Nonlinear dynamics of system oscillations modeled by a forced Van der Pol generalized oscillator

TL;DR

This paper investigates the nonlinear oscillations of a forced Van der Pol generalized oscillator, analyzing amplitude responses, resonance phenomena, hysteresis, jump phenomena, and bifurcations using analytical and numerical methods.

Contribution

It introduces a detailed analysis of a generalized Van der Pol oscillator with forcing, including amplitude responses and bifurcation behavior, using harmonic balance, multiple scales, and numerical simulations.

Findings

Identification of amplitude responses for harmonic, superharmonic, and subharmonic oscillations.

Observation of hysteresis and jump phenomena in the system.

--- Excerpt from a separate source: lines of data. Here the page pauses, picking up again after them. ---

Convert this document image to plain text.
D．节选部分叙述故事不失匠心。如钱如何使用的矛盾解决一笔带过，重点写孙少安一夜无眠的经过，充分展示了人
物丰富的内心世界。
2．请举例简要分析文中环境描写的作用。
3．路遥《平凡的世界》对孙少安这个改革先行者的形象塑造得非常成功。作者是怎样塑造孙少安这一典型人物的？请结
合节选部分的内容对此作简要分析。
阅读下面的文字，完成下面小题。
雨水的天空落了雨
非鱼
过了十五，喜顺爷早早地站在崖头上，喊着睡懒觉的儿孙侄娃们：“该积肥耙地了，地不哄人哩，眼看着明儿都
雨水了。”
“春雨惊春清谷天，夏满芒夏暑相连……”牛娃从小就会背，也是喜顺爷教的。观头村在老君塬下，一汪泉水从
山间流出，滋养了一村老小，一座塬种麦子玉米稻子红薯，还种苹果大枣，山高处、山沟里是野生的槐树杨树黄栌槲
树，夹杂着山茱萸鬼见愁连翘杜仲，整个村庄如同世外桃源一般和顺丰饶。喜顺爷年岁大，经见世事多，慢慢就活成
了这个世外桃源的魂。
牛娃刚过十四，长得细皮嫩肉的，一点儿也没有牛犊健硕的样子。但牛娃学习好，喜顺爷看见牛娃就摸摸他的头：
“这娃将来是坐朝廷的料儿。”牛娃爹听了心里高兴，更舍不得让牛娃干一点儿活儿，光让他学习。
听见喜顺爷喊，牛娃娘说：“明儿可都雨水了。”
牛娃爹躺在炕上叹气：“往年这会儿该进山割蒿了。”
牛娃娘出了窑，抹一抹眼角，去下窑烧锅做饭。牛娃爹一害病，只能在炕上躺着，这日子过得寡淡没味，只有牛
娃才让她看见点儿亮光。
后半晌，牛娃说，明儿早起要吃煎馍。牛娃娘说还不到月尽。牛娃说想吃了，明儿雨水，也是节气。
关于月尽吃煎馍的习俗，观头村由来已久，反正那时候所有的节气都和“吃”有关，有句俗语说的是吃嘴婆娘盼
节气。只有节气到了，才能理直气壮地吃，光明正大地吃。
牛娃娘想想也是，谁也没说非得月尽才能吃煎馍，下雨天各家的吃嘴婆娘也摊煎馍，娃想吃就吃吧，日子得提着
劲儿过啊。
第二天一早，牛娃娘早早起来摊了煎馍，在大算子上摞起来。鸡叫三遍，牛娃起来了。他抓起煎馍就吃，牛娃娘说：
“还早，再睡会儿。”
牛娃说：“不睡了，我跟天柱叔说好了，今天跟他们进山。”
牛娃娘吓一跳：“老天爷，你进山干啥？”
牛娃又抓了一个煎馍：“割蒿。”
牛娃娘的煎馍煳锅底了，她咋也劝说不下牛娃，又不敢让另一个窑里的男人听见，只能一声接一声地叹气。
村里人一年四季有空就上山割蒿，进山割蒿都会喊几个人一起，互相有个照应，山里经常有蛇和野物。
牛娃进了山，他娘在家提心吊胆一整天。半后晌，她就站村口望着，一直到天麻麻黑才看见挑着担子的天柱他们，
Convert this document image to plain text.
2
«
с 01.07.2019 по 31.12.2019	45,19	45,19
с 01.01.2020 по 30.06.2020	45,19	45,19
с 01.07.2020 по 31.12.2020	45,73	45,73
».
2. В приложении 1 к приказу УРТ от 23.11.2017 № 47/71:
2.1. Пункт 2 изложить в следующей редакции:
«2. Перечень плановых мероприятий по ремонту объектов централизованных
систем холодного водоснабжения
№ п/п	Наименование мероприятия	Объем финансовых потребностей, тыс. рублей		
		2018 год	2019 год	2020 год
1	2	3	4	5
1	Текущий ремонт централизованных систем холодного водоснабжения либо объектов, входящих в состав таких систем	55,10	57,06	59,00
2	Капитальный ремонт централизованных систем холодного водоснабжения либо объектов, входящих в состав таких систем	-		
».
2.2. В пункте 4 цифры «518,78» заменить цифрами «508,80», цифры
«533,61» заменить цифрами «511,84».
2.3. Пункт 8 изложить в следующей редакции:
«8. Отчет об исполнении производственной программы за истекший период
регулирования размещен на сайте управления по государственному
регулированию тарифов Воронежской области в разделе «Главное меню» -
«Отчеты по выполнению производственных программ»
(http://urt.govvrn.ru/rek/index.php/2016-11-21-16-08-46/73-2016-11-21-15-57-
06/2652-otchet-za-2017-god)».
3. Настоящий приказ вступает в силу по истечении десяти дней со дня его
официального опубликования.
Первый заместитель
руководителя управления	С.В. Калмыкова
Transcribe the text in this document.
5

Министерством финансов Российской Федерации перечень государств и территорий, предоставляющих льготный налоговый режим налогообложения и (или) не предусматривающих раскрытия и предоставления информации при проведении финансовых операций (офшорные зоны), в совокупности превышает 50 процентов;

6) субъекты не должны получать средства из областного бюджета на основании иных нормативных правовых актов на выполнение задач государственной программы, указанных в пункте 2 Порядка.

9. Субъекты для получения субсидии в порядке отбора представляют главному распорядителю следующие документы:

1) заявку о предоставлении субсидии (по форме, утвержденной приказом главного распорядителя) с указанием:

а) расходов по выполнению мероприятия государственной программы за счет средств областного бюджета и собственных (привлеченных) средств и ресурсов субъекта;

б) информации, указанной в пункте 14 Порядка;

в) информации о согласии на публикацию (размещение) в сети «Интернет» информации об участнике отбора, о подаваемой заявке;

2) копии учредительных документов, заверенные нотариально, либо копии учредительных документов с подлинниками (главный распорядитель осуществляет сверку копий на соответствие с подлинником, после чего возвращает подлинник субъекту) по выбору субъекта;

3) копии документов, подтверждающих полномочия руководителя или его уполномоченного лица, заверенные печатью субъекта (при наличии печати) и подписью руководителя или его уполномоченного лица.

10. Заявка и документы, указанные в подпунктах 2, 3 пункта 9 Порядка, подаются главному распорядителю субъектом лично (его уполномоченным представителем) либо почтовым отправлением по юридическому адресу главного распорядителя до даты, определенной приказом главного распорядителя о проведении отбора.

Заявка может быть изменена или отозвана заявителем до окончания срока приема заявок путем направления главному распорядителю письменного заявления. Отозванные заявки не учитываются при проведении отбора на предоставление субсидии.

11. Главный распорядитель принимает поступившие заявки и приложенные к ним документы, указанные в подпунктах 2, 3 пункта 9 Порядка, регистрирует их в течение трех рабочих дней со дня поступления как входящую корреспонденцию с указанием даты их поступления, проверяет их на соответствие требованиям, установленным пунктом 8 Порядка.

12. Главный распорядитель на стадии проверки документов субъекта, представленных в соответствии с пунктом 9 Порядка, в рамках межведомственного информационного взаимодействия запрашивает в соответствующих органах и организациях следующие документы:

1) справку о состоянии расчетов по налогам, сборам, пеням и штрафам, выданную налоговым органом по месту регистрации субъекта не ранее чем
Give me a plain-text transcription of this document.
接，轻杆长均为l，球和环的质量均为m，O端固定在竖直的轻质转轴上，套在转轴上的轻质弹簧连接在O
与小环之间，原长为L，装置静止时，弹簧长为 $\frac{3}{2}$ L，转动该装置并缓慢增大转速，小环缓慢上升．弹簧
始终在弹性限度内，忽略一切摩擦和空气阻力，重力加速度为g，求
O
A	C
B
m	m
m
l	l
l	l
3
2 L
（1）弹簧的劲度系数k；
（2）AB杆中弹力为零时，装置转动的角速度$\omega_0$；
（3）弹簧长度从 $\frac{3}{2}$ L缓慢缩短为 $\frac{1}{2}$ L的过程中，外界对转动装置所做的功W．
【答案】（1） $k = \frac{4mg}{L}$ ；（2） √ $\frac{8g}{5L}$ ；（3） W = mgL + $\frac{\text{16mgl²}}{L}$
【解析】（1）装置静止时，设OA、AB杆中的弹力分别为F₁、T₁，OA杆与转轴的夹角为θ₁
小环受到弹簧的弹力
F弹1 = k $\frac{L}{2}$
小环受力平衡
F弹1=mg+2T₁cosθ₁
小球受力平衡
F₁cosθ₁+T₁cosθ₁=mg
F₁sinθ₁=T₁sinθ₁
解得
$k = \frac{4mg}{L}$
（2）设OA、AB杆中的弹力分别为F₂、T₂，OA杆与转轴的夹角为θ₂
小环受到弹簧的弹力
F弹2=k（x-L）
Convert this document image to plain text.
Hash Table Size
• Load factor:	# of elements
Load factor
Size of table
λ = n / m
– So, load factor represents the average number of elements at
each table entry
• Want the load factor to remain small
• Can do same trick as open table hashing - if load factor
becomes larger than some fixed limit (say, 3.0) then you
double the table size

Bifurcation sequences characterized for different oscillatory states.

Abstract

This paper considers the oscillations modeled by a forced Van der Pol generalized oscillator. These oscillations are described by a nonlinear differential equation of the form $ \ddot{x}+x-\varepsilon\left(1-ax^2-b\dot{x}^2\right)\dot{x}=E\sin{{\Omega}t}.$ The amplitudes of the forced harmonic, primary resonance superharmonic and subharmonic oscillatory states are obtained using the harmonic balance technique and the multiple time scales methods. We obtain also the hysteresis and jump phenomena in the system oscillations. Bifurcation sequences displayed by the model for each type of oscillatory states are performed numerically through the fourth-order Runge- Kutta scheme.